Seeing these horrible statistics, the Republican-controlled Senate, over strong opposition from the Trump administration, has twice taken the unprecedented steps of voting to end U.S. support for the Saudi-UAE coalition, first in December and then again this month. The House, controlled by the Republicans in December, refused to take up the measure. But now that the Democrats control the lower chamber, it is expected that it will vote overwhelmingly to support the Senate bill. It is doubtful that President Trump, who unabashedly supports the current regime in Saudi Arabia, will approve such a measure when it arrives on his desk.
Not surprisingly, many members of the Trump administration and some in Congress believe that the U.S. should maintain its support for the Saudis because their intervention in Yemen aids our national security by preventing the Houthis, who receive aid from Iran, from gaining control of Yemen, and thus increasing Iran’s influence in the region. Senate Majority Leader Mitch McConnell (R-KY), called the recent Senate vote, “inappropriate and counter-productive.”
While there is no doubt that the humanitarian devastation that has already happened is reason enough to end our support for the Saudi-led coalition, its opponents in Congress and the Administration must also heed two recent reports, which demonstrate convincingly that in addition to using U.S. weapons to inflict incredible harm on civilians, much of the U.S.-supplied equipment is falling into the hands of unaccountable militias, many of whom are sworn enemies of the U.S., and to the Houthis themselves.
On February 5, 2019, CNN reported that “Saudi Arabia and its coalition partners have transferred American-made weapons, some very sophisticated, to Al Qaeda linked fighters, hardline Salafi militias, Al Qaeda in the Arabian Peninsula (AQAP), and other factions engaging in war in Yemen.” According to CNN, the Saudis did this even though such practices violate the agreements that they have made with the U.S., which prohibit them from transferring U.S. weapons to such groups. These weapons include not just guns but anti-tank missiles, armored vehicles including mine-resistant armored vehicles (MRAPs), heat-seeking lasers and artillery, or, as President Trump calls them, “beautiful military equipment.”

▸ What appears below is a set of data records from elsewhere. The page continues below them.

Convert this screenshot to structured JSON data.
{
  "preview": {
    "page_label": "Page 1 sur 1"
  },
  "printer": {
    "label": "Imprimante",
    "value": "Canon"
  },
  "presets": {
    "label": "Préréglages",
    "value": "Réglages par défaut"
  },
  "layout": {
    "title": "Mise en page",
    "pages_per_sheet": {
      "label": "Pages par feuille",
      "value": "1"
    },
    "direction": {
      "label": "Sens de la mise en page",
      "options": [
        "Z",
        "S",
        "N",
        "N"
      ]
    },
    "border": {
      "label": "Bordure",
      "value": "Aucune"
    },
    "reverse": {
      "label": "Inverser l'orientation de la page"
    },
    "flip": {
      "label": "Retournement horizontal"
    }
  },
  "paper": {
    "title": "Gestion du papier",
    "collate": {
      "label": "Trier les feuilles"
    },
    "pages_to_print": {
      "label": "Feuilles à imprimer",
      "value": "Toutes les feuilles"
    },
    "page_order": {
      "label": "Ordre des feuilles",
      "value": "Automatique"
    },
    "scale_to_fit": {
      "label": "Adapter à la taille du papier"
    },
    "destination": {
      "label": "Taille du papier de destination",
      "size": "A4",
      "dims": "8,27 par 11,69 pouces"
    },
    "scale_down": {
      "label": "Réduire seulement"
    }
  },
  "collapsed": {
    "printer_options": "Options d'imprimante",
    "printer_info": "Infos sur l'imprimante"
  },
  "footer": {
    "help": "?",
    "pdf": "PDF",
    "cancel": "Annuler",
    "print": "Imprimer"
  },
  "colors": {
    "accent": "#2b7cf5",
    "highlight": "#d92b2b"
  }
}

Not only do these groups inflict unspeakable damage on innocent civilians with these weapons, but we now know many of these weapons have also fallen into the hands of the Houthis, who are the enemies of the coalition. As a result, the Houthis can not only exploit their vulnerabilities, but also reverse engineer these weapons, making their weapons more lethal, and most disturbingly pass on these technologies to Iran itself, which the Trump administration considers the major threat to American interests in the region.
The CNN report was followed a day later by one from Amnesty International. It too demonstrated convincingly that the UAE, Saudi Arabia's primary partner in this conflict, is "recklessly arming militias in Yemen with advanced weaponry supplied by the U.S. and other states." According to Amnesty, the UAE is actually transferring such items as armored vehicles, mortars, and machine guns to several unaccountable groups, many of whom are accused of war crimes.
Meanwhile, the Pentagon’s response to these reports has been to state that the U.S. has not authorized the Saudis nor the UAE to make such transfers and therefore cannot comment on any pending investigation. How did they not know? Willful ignorance of this magnitude must be called out.
These humanitarian and strategic concerns make it clear that the U.S. must immediately end all its military support for the Saudi-led war in Yemen and end all its arms sales to the Saudis and UAE, as several of our NATO allies, including Denmark, Norway and the Netherlands have already done. The longer we wait, the more our values and security will be compromised, and the more lives of innocent Yemenis will be lost. And to what ends?
Dr. Lawrence J. Korb is a senior fellow at the Center for American Progress and served as assistant secretary of defense from 1981 through 1985.